Feature Extraction: A CNN is first trained on the dataset. Through this training, the network’s convolutional layers learn to identify and extract the most salient features that distinguish between the different gas mixture compositions.

Classification: The feature maps generated by the trained CNN are then used as the input dataset to train the SVM classifier. The SVM then learns the optimal decision boundary within this learned feature space to perform the final classification.

6. Results and Analysis

This chapter presents the experimental validation of the proposed NDIR system and the synergistic CNN-SVM model. The section begins by detailing the composition of the dataset used for training and evaluation. Subsequently, it provides a comparative performance analysis of several machine learning models, starting with benchmark algorithms and culminating with the proposed hybrid model. The analysis confirms the superior discriminatory capability of the CNN-SVM architecture for identifying the principal component in mixed alkane gases.

6.1. Experimental Dataset and Pre-Processing

To validate the proposed system, a dataset was generated using mixtures of CH₄ and ethane. These were selected as representative alkanes due to their significant spectral overlap and industrial relevance, which pose a challenging discrimination problem.

The dataset encompasses six distinct mixture scenarios designed to thoroughly evaluate the model’s discriminatory capabilities. Pure gas samples include 80 measurements of 100% CH₄ (±0.5% uncertainty) and 80 measurements of 100% ethane (±0.5% uncertainty), establishing baseline performance benchmarks. For CH₄-dominant mixtures with large margins, we prepared 80 samples containing 80% CH₄ and 20% ethane (±1% uncertainty), while ethane-dominant mixtures with large margins consisted of 80 samples with 20% CH₄ and 80% ethane. To test the system’s sensitivity near decision boundaries, we included challenging near-parity mixtures: 90 samples of CH₄-dominant small margin mixtures (60% CH₄, 40% ethane) and 90 samples of ethane-dominant small margin mixtures (40% CH₄, 60% ethane). The absorption information of the four light sources under several different gas samples is shown in Figure 7.

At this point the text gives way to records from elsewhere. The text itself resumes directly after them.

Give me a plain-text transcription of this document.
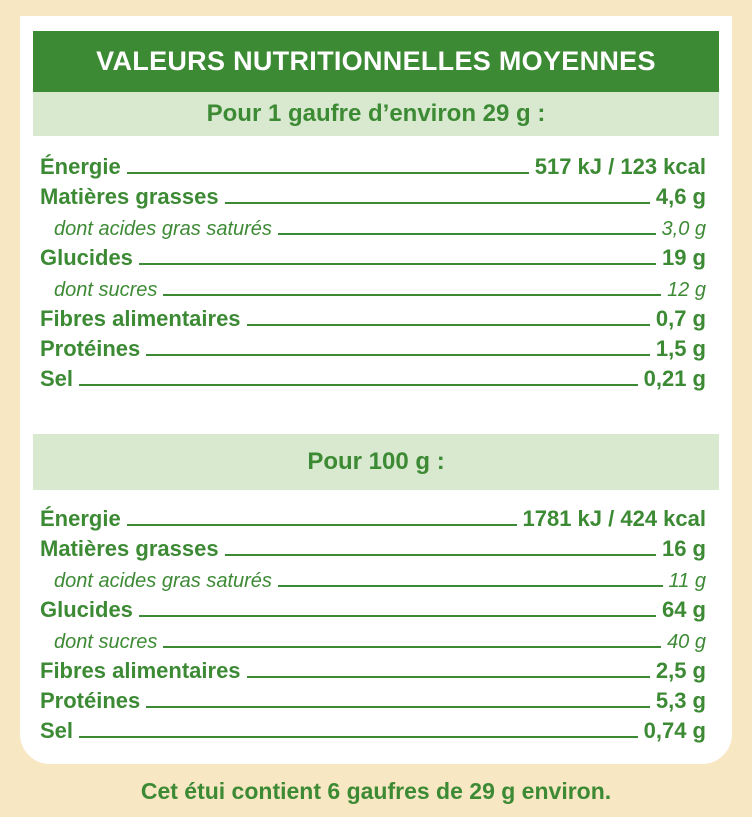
VALEURS NUTRITIONNELLES MOYENNES
Pour 1 gaufre d’environ 29 g :
Énergie	517 kJ / 123 kcal
Matières grasses	4,6 g
dont acides gras saturés	3,0 g
Glucides	19 g
dont sucres	12 g
Fibres alimentaires	0,7 g
Protéines	1,5 g
Sel	0,21 g
Pour 100 g :
Énergie	1781 kJ / 424 kcal
Matières grasses	16 g
dont acides gras saturés	11 g
Glucides	64 g
dont sucres	40 g
Fibres alimentaires	2,5 g
Protéines	5,3 g
Sel	0,74 g
Cet étui contient 6 gaufres de 29 g environ.
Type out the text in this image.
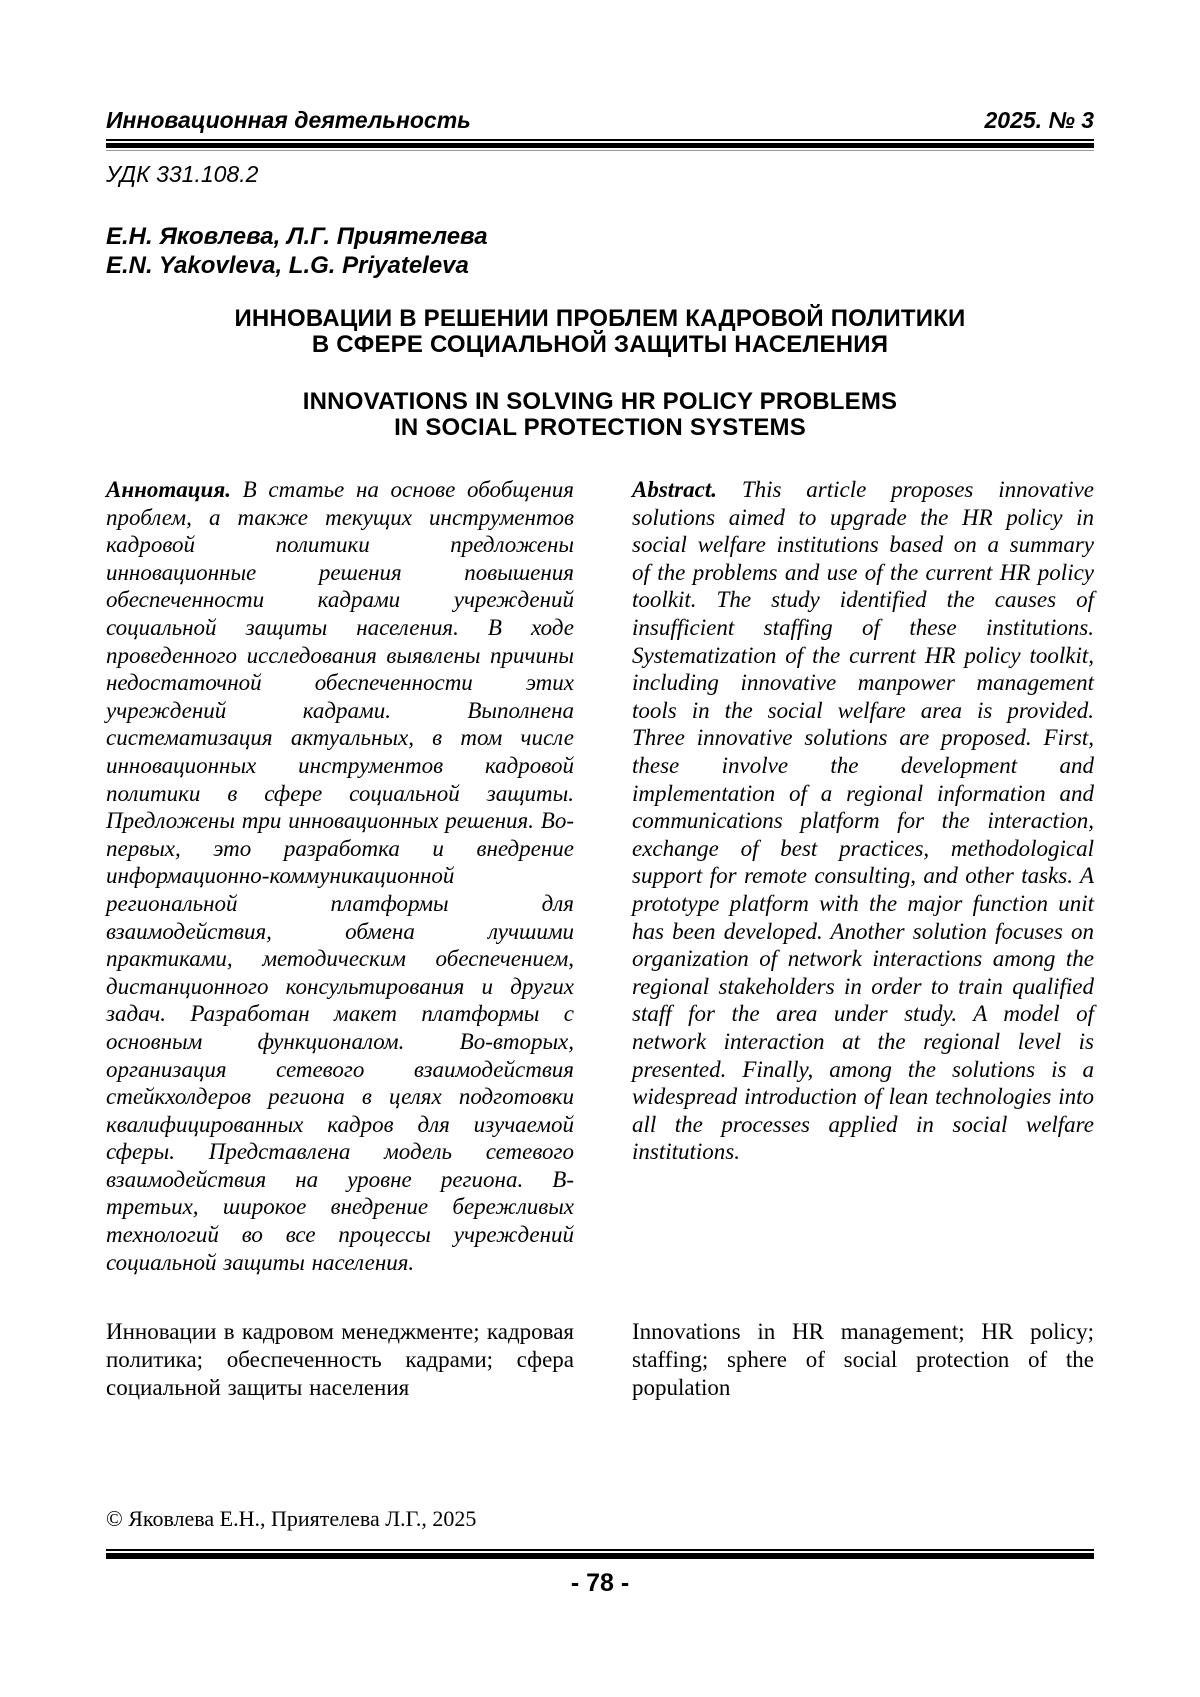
Инновационная деятельность	2025. № 3
УДК 331.108.2
Е.Н. Яковлева, Л.Г. Приятелева
E.N. Yakovleva, L.G. Priyateleva
ИННОВАЦИИ В РЕШЕНИИ ПРОБЛЕМ КАДРОВОЙ ПОЛИТИКИ
В СФЕРЕ СОЦИАЛЬНОЙ ЗАЩИТЫ НАСЕЛЕНИЯ
INNOVATIONS IN SOLVING HR POLICY PROBLEMS
IN SOCIAL PROTECTION SYSTEMS

Аннотация. В статье на основе обобщения проблем, а также текущих инструментов кадровой политики предложены инновационные решения повышения обеспеченности кадрами учреждений социальной защиты населения. В ходе проведенного исследования выявлены причины недостаточной обеспеченности этих учреждений кадрами. Выполнена систематизация актуальных, в том числе инновационных инструментов кадровой политики в сфере социальной защиты. Предложены три инновационных решения. Во-первых, это разработка и внедрение информационно-коммуникационной региональной платформы для взаимодействия, обмена лучшими практиками, методическим обеспечением, дистанционного консультирования и других задач. Разработан макет платформы с основным функционалом. Во-вторых, организация сетевого взаимодействия стейкхолдеров региона в целях подготовки квалифицированных кадров для изучаемой сферы. Представлена модель сетевого взаимодействия на уровне региона. В-третьих, широкое внедрение бережливых технологий во все процессы учреждений социальной защиты населения.

Abstract. This article proposes innovative solutions aimed to upgrade the HR policy in social welfare institutions based on a summary of the problems and use of the current HR policy toolkit. The study identified the causes of insufficient staffing of these institutions. Systematization of the current HR policy toolkit, including innovative manpower management tools in the social welfare area is provided. Three innovative solutions are proposed. First, these involve the development and implementation of a regional information and communications platform for the interaction, exchange of best practices, methodological support for remote consulting, and other tasks. A prototype platform with the major function unit has been developed. Another solution focuses on organization of network interactions among the regional stakeholders in order to train qualified staff for the area under study. A model of network interaction at the regional level is presented. Finally, among the solutions is a widespread introduction of lean technologies into all the processes applied in social welfare institutions.

Инновации в кадровом менеджменте; кадровая политика; обеспеченность кадрами; сфера социальной защиты населения

Innovations in HR management; HR policy; staffing; sphere of social protection of the population

© Яковлева Е.Н., Приятелева Л.Г., 2025
- 78 -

Our experimental dataset consists of 500 measurements, carefully balanced with 250 CH₄-dominant samples and 250 ethane-dominant samples to prevent classification bias. The dataset was partitioned using an 80/20 split. The classification task was defined as a binary problem: to identify whether CH₄ (labeled as Class 1) or ethane (labeled as Class 2) was the principal component in the gas sample.

6.2. Performance of Benchmark Classification Models

To establish a performance baseline, the dataset was first used to train and evaluate several established machine learning algorithms.

6.2.1. Backpropagation Neural Network (BPNN)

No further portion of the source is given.